I have to change steam at 110C and end up with water frozen into ice at 0.c . How much heat will be removed?

How do I go about changing this to steam, liquid, solid?
Do I use mLf+mcdeltaT each time?

2. Jan 2, 2005

### Q_Goest

There's a latent heat which is removed to change the water vapor (steam) into liquid. There is a heat which results in the water cooling from the boiling point to the freezing line. And finally there is a latent heat which is removed to change the water into ice.

Note these are changes to the water's internal energy, not enthalpy.

I'm not sure what the variables are in your equation, so I'll have to guess that:
m = mass of water
Lf = latent heat of freezing?
c = specific heat of liquid water
deltaT is temperature drop from 110 to 0 C.
Ok, if so that looks right, except you need to add to that the latent heat of condensing.

3. Jan 2, 2005

### HallsofIvy

Staff Emeritus
One of the things you don't mention is how much steam you are condensing.

The heat extracted will be the mass of the steam times the latent heat of boiling plus the mass of the water times the specific heat of water times the change in temperature (100 degrees) plus the mass of the water times the latent heat of freezing.

4. Jan 2, 2005

### Sirus

$$Q=(mc\Delta{T})_{\mbox{steam}}+(mL_{\mbox{v}})_{\mbox{steam}}+(mc\Delta{T})_{\mbox{water}}+(mL_{\mbox{f}})_{\mbox{water}}$$

where $L_{\mbox{v}}$ is latent heat of vaporization and $L_{\mbox{f}}$ is latent heat of fusion.

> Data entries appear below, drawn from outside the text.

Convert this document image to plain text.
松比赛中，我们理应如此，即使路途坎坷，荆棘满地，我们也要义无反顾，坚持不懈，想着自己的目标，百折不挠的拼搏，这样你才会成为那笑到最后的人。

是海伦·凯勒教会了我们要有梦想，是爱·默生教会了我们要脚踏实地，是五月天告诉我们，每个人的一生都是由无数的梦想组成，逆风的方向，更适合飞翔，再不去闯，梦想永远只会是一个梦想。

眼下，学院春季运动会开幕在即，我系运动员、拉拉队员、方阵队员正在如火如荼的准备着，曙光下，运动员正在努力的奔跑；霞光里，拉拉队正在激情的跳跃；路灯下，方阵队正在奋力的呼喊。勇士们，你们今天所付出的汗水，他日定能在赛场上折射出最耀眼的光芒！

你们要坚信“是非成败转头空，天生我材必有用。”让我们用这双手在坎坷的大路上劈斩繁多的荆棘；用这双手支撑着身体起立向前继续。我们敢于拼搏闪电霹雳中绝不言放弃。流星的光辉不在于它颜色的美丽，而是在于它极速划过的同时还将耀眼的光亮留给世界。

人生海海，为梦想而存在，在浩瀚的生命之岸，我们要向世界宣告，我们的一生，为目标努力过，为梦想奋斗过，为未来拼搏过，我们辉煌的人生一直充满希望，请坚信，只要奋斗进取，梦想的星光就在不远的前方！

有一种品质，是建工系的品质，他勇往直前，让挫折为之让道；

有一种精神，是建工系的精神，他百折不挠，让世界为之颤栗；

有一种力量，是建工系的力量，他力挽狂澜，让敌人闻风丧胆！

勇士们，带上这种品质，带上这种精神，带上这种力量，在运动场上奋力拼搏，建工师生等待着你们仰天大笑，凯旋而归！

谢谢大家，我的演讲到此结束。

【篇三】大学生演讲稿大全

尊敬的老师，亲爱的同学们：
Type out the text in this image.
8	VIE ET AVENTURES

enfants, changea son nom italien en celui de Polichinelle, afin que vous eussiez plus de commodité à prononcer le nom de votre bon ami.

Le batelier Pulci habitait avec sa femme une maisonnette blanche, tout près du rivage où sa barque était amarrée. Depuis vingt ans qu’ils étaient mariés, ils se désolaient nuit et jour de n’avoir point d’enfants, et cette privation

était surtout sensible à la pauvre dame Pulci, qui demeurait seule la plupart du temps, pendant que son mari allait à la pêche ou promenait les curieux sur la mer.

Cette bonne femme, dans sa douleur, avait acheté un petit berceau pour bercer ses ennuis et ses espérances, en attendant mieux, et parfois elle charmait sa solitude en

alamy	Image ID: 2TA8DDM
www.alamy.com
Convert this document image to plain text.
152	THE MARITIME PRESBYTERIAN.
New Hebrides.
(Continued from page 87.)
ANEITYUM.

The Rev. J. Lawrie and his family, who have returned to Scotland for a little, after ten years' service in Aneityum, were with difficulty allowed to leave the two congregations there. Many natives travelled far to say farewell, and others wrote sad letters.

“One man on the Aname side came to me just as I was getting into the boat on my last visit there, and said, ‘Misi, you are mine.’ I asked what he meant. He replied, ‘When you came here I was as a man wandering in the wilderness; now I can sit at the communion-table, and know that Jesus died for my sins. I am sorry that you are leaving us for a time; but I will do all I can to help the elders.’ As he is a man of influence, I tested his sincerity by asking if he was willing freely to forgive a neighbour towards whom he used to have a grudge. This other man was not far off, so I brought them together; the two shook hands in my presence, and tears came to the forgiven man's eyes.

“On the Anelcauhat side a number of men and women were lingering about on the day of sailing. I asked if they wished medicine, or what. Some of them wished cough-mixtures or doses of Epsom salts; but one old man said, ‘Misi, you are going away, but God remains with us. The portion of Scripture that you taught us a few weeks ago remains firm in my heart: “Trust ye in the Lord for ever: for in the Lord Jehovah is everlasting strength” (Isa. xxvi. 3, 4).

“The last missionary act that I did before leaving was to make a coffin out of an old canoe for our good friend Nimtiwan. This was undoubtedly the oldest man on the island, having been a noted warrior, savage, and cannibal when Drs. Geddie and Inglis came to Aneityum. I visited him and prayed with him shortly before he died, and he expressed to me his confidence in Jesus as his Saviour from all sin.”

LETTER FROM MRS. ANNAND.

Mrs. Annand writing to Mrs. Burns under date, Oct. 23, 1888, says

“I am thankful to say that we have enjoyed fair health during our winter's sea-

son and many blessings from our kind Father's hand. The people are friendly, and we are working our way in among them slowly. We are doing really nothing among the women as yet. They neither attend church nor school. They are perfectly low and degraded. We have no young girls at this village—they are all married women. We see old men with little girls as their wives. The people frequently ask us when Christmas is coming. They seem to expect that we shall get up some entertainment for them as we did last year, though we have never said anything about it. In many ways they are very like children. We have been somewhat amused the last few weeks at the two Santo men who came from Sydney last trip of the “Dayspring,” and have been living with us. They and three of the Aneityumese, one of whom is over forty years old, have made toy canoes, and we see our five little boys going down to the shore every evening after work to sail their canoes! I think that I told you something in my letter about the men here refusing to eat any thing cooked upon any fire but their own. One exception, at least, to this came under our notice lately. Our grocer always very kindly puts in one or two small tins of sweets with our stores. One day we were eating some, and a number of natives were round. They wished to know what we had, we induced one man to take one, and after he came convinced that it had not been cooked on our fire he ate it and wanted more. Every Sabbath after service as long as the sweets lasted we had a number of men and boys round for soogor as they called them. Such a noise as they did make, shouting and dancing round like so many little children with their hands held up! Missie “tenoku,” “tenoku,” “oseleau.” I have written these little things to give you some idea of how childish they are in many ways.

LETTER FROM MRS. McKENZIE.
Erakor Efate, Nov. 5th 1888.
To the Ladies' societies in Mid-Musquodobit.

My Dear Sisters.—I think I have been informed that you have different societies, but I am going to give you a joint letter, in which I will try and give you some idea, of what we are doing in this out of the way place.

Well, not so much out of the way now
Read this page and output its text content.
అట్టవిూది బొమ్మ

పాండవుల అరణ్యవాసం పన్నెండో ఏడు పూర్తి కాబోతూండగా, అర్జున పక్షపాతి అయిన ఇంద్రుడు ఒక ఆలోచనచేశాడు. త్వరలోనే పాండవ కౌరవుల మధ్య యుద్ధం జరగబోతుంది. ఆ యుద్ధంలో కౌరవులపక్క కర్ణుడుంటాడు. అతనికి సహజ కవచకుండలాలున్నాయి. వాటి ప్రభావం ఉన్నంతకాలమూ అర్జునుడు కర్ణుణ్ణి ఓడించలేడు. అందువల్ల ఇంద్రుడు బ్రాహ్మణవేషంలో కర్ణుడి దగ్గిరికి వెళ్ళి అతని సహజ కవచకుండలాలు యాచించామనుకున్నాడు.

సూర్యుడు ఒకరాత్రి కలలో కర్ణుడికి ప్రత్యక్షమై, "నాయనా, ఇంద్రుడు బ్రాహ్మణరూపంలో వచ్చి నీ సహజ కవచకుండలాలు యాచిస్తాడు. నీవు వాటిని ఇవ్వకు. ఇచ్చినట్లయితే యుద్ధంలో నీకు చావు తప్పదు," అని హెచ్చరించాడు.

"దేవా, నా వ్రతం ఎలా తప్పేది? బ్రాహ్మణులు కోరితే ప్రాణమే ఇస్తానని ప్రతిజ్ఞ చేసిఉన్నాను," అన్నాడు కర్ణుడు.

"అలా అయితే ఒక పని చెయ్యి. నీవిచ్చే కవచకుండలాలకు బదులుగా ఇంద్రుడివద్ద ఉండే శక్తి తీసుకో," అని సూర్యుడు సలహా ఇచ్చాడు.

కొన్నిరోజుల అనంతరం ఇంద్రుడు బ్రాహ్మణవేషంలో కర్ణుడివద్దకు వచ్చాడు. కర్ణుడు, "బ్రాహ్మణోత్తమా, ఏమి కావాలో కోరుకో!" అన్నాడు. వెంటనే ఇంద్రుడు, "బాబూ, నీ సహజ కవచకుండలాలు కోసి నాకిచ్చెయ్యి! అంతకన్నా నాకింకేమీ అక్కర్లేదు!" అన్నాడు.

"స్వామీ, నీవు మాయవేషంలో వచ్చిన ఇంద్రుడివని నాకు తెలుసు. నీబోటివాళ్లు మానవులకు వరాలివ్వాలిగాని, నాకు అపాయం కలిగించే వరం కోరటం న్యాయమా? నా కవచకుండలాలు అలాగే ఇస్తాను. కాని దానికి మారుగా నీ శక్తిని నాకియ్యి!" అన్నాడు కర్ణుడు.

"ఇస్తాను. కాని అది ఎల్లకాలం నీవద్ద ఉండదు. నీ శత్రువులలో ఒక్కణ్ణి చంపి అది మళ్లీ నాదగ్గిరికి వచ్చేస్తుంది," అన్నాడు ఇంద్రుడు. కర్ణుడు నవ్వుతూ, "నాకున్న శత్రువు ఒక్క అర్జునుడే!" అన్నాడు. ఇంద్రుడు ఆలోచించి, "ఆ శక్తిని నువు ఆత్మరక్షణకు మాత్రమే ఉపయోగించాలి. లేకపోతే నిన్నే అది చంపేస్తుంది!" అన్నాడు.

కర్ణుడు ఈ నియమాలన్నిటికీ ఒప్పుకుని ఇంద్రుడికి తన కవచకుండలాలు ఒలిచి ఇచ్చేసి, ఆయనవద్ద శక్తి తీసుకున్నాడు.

Make sure you use the correct values for c in each part.

HallsofIvy, don't forget that the steam is at 110 degrees, not 100.

Last edited: Jan 2, 2005
5. Jan 2, 2005

### Jimsac

does this look right?

(200g)(540) + (200g)(.50)(110degreesC-0degressC)
(108kg) + (11)= 119kg
Is this the problem from steam to ice? Do I have to now bring it to another phase?

6. Jan 2, 2005

### Sirus

I do not understand your work (esp. second line). Please include units for all values and explain what you are doing. You should not have a $\Delta{T}$ of 110 degrees - 0 degrees because there is a phase change in between; when steam cools to 100 degrees Celcius, any heat lost is due to condensation. Review my equation above.

7. Jan 4, 2005

### Jimsac

Thanks so much Sirus! After reveiwing your equation a couple of times I got it.